Coloma is a town in Waushara County, Wisconsin, United States. The population was 730 at the 2020 census. The coordinates shown are for the Village of Coloma, located within the town.

==Geography==
According to the United States Census Bureau, the town has a total area of 33.3 square miles (86.2 km^{2}), of which 33.1 square miles (85.7 km^{2}) is land and 0.2 square mile (0.5 km^{2}) (0.60%) is water.

==Demographics==
As of the census of 2000, there were 748 people, 254 households, and 195 families residing in the town. The population density was 22.6 people per square mile (8.7/km^{2}). There were 500 housing units at an average density of 15.1 per square mile (5.8/km^{2}). The racial makeup of the town was 97.59% White, 0.13% Black or African American, 1.20% from other races, and 1.07% from two or more races. 3.61% of the population were Hispanic or Latino of any race.

There were 254 households, out of which 25.6% had children under the age of 18 living with them, 66.9% were married couples living together, 5.5% had a female householder with no husband present, and 23.2% were non-families. 19.3% of all households were made up of individuals, and 7.1% had someone living alone who was 65 years of age or older. The average household size was 2.51 and the average family size was 2.88.

In the town, the population was spread out, with 19.8% under the age of 18, 4.4% from 18 to 24, 20.6% from 25 to 44, 29.8% from 45 to 64, and 25.4% who were 65 years of age or older. The median age was 48 years. For every 100 females, there were 97.4 males. For every 100 females age 18 and over, there were 92.9 males.
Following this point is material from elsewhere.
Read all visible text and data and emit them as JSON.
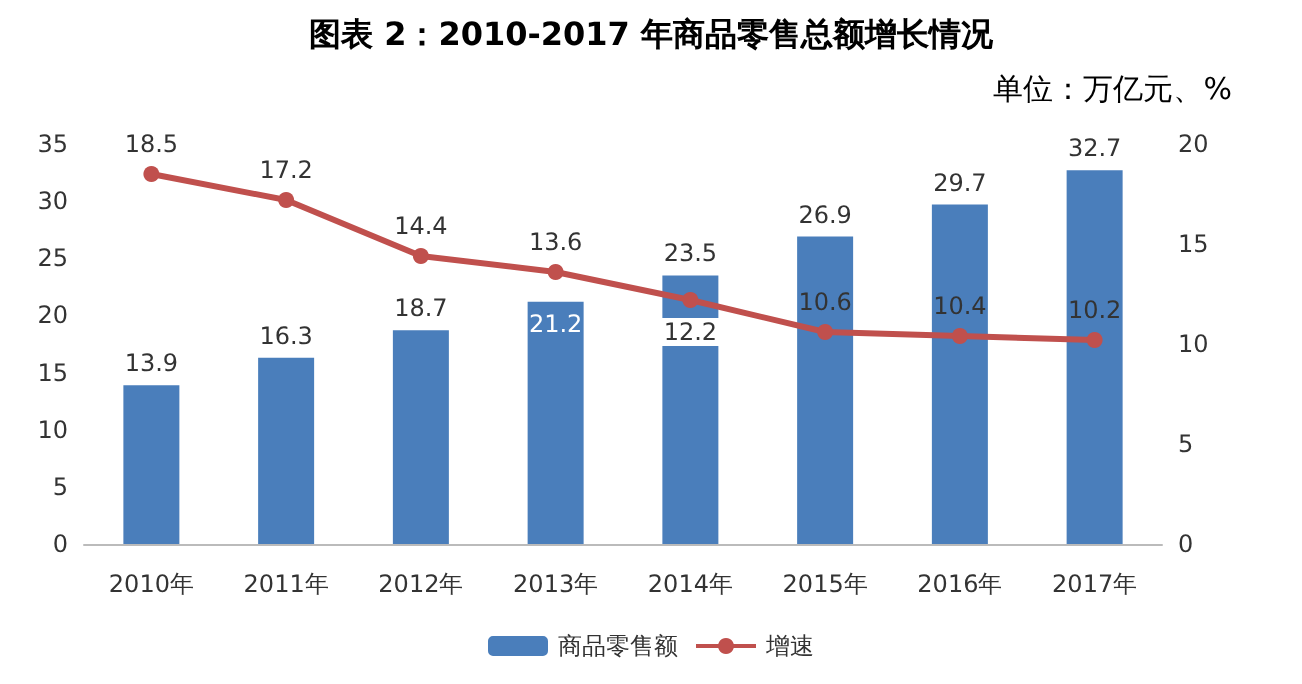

The median income for a household in the town was $36,406, and the median income for a family was $39,118. Males had a median income of $35,069 versus $21,786 for females. The per capita income for the town was $16,290. About 3.3% of families and 12.0% of the population were below the poverty line, including 1.9% of those under age 18 and 21.2% of those age 65 or over.